On the sports suspension and 18in alloys that this test car came with, you’ll have a ride that is just pliant enough to avoid any jostling or jarring, but we’d recommend the standard suspension and wheel size. With this set-up you lose almost nothing in body composure, and gain a ride that often teeters on the exceptional.
ESP is standard, and there’s an optional electronic, adaptive damper set-up called CCD (continuously controlled damping) that functions in league with Interactive Vehicle Dynamics Control (IVDC).
The minor spoiler here is the braking. There are no issues with stopping power, but the pedal feels over-servoed and we found it hard to heel and toe.
If you want to see where much of the graft – and money – has gone into this new Mondeo, take a look at the cabin, because its finish has been taken to a new level, as Ford chases after the standards set by industry leader Audi.
The Mondeo can't quite get there, because it costs thousands less than the equivalent A4. But you could hardly call this interior cheap. Pleasing soft-touch plastics skin much of the dashboard and doors.
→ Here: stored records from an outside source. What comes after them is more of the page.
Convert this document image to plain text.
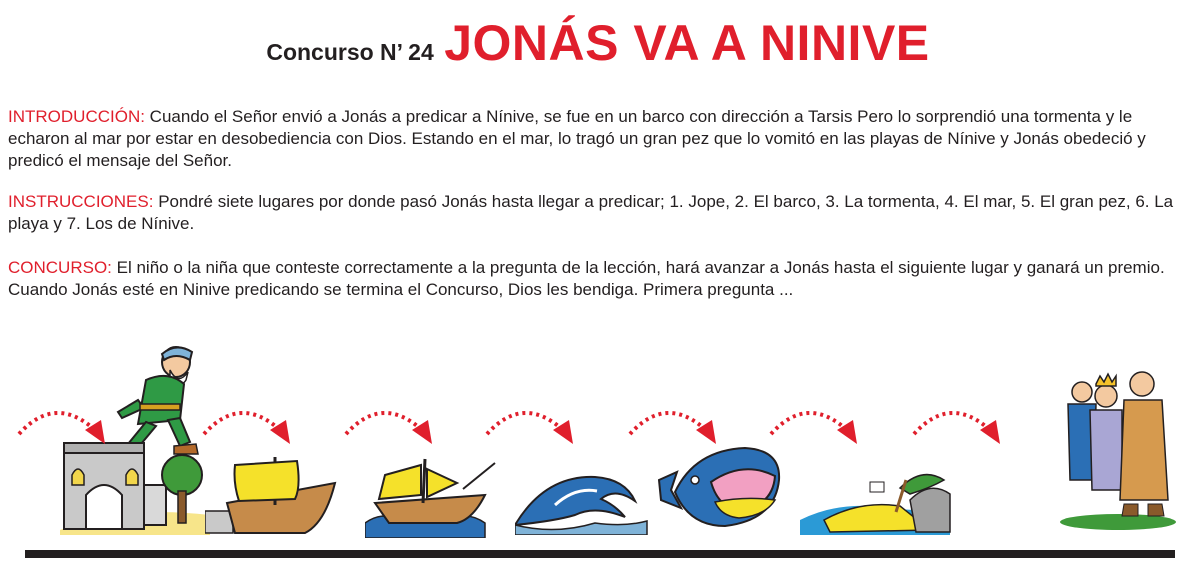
Concurso N’ 24 JONÁS VA A NINIVE
INTRODUCCIÓN: Cuando el Señor envió a Jonás a predicar a Nínive, se fue en un barco con dirección a Tarsis Pero lo sorprendió una tormenta y le echaron al mar por estar en desobediencia con Dios. Estando en el mar, lo tragó un gran pez que lo vomitó en las playas de Nínive y Jonás obedeció y predicó el mensaje del Señor.
INSTRUCCIONES: Pondré siete lugares por donde pasó Jonás hasta llegar a predicar; 1. Jope, 2. El barco, 3. La tormenta, 4. El mar, 5. El gran pez, 6. La playa y 7. Los de Nínive.
CONCURSO: El niño o la niña que conteste correctamente a la pregunta de la lección, hará avanzar a Jonás hasta el siguiente lugar y ganará un premio. Cuando Jonás esté en Ninive predicando se termina el Concurso, Dios les bendiga. Primera pregunta ...
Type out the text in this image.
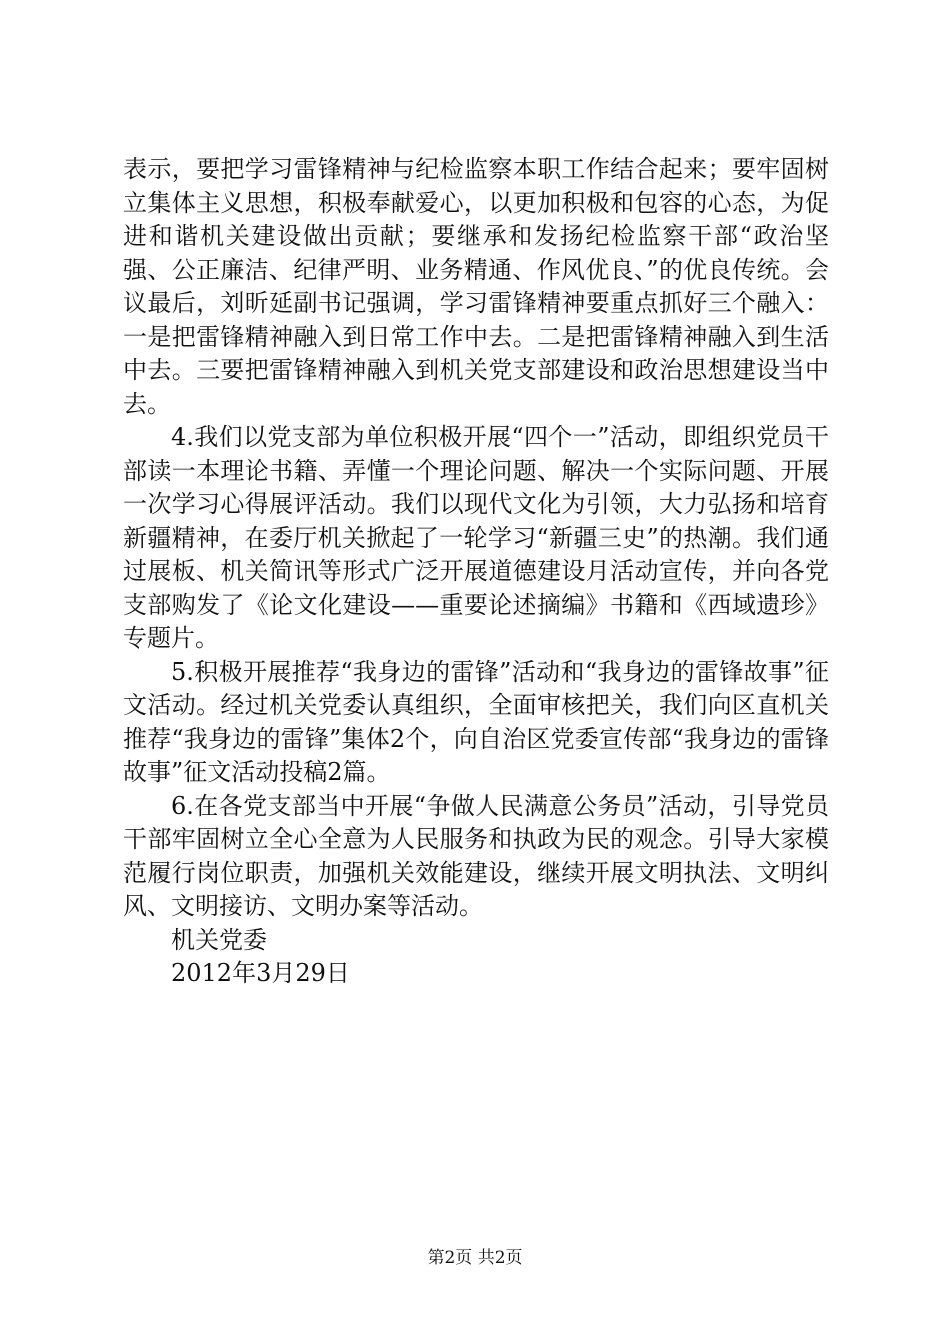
表示，要把学习雷锋精神与纪检监察本职工作结合起来；要牢固树立集体主义思想，积极奉献爱心，以更加积极和包容的心态，为促进和谐机关建设做出贡献；要继承和发扬纪检监察干部“政治坚强、公正廉洁、纪律严明、业务精通、作风优良、”的优良传统。会议最后，刘昕延副书记强调，学习雷锋精神要重点抓好三个融入：一是把雷锋精神融入到日常工作中去。二是把雷锋精神融入到生活中去。三要把雷锋精神融入到机关党支部建设和政治思想建设当中去。

4.我们以党支部为单位积极开展“四个一”活动，即组织党员干部读一本理论书籍、弄懂一个理论问题、解决一个实际问题、开展一次学习心得展评活动。我们以现代文化为引领，大力弘扬和培育新疆精神，在委厅机关掀起了一轮学习“新疆三史”的热潮。我们通过展板、机关简讯等形式广泛开展道德建设月活动宣传，并向各党支部购发了《论文化建设——重要论述摘编》书籍和《西域遗珍》专题片。

5.积极开展推荐“我身边的雷锋”活动和“我身边的雷锋故事”征文活动。经过机关党委认真组织，全面审核把关，我们向区直机关推荐“我身边的雷锋”集体2个，向自治区党委宣传部“我身边的雷锋故事”征文活动投稿2篇。

6.在各党支部当中开展“争做人民满意公务员”活动，引导党员干部牢固树立全心全意为人民服务和执政为民的观念。引导大家模范履行岗位职责，加强机关效能建设，继续开展文明执法、文明纠风、文明接访、文明办案等活动。

机关党委

2012年3月29日

第2页 共2页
Tasteful aluminium décor features extensively, as do piano-black lacquer inserts.
The instrumentation looks appealing and the seat fabrics, the steering wheel and the design of the subsidiary controls lend the cabin a sophisticated, high-quality aura that makes it a pleasing place to be. There are minor cheap moments, such as the glovebox lid and the extent of the Ghia’s veneer abuse, but on the whole it is an attractive piece of work.
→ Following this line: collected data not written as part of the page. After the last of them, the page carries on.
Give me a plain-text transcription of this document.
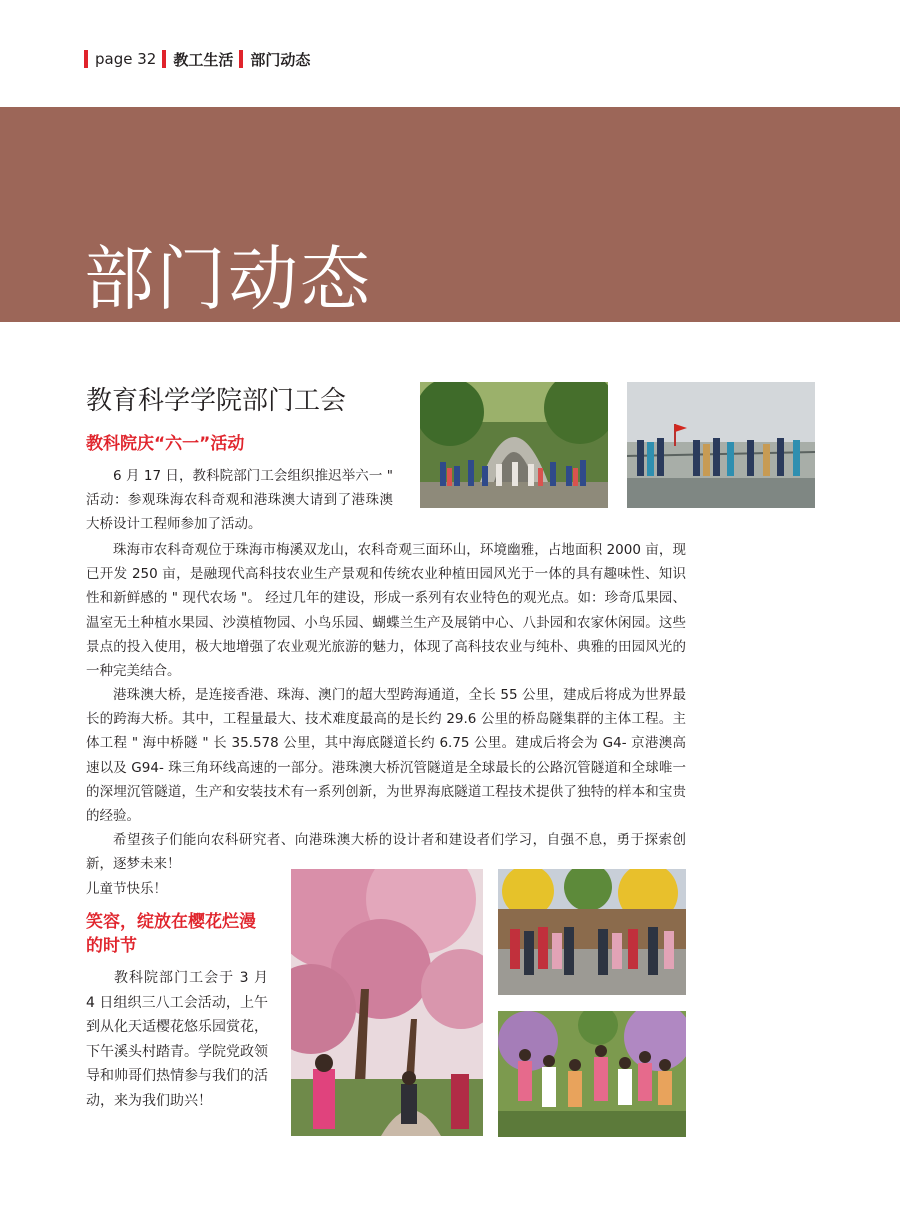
page 32 教工生活 部门动态
部门动态
教育科学学院部门工会
教科院庆“六一”活动
6 月 17 日，教科院部门工会组织推迟举六一 " 活动：参观珠海农科奇观和港珠澳大请到了港珠澳大桥设计工程师参加了活动。
珠海市农科奇观位于珠海市梅溪双龙山，农科奇观三面环山，环境幽雅，占地面积 2000 亩，现已开发 250 亩，是融现代高科技农业生产景观和传统农业种植田园风光于一体的具有趣味性、知识性和新鲜感的 " 现代农场 "。 经过几年的建设，形成一系列有农业特色的观光点。如：珍奇瓜果园、温室无土种植水果园、沙漠植物园、小鸟乐园、蝴蝶兰生产及展销中心、八卦园和农家休闲园。这些景点的投入使用，极大地增强了农业观光旅游的魅力，体现了高科技农业与纯朴、典雅的田园风光的一种完美结合。
港珠澳大桥，是连接香港、珠海、澳门的超大型跨海通道，全长 55 公里，建成后将成为世界最长的跨海大桥。其中，工程量最大、技术难度最高的是长约 29.6 公里的桥岛隧集群的主体工程。主体工程 " 海中桥隧 " 长 35.578 公里，其中海底隧道长约 6.75 公里。建成后将会为 G4- 京港澳高速以及 G94- 珠三角环线高速的一部分。港珠澳大桥沉管隧道是全球最长的公路沉管隧道和全球唯一的深埋沉管隧道，生产和安装技术有一系列创新，为世界海底隧道工程技术提供了独特的样本和宝贵的经验。
希望孩子们能向农科研究者、向港珠澳大桥的设计者和建设者们学习，自强不息，勇于探索创新，逐梦未来！
儿童节快乐！
笑容，绽放在樱花烂漫的时节
教科院部门工会于 3 月 4 日组织三八工会活动，上午到从化天适樱花悠乐园赏花，下午溪头村踏青。学院党政领导和帅哥们热情参与我们的活动，来为我们助兴！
At least as important is the spaciousness of this interior. We wouldn’t quite call it limousine-like (as Ford does), but there really is a lot of legroom in the back, besides a well shaped 60/40 split rear seat. The top models even come with B-pillar-mounted air vents, and there are optional seat heaters too.
The boot is huge and well shaped, the rear seats fold to form a flat floor and a protective bulkhead, and there are load hooks and tie-downs.
Ford will also be keeping service and repair costs low, though the use of a cambelt rather than a chain means eventual expense with this engine. The ‘sacrificial panel’ – a body-coloured plastic section of the tailgate that absorbs knocks to save the steel pressing – is an example of its attention to detail.
The 2.0 TDCi’s 156g/km of CO2 is competitive, as is its fuel consumption. Ford has less control over used values and the Mondeo’s (relatively) lowly branding, and its segment are all likely to condemn it average residuals. But that could make it a fine used buy.
Even in the £21,000 top-of-the-range form we test here, this Mondeo has the qualities to be a more-than-plausible competitor against similarly priced premium offerings. If it were a little more stylish, it might win over more brand obsessives than those already tempted by its impressive roster of qualities.
Not only are the basics right, such as packaging, comfort, convenience and economy of ownership, but the Mondeo also serves up plenty of the sophistication that premium buyers seek. Many premium buyers will ignore all this and remain unable to contemplate a Ford, despite its lower price — but that’s their loss.
Against its direct competitors, many shortly to be replaced, such as the Vauxhall Vectra and Renault Laguna, it is an easy winner. The only real disappointment is styling that’s less exciting than the hardware wrapped within.That apart, this is an excellent car.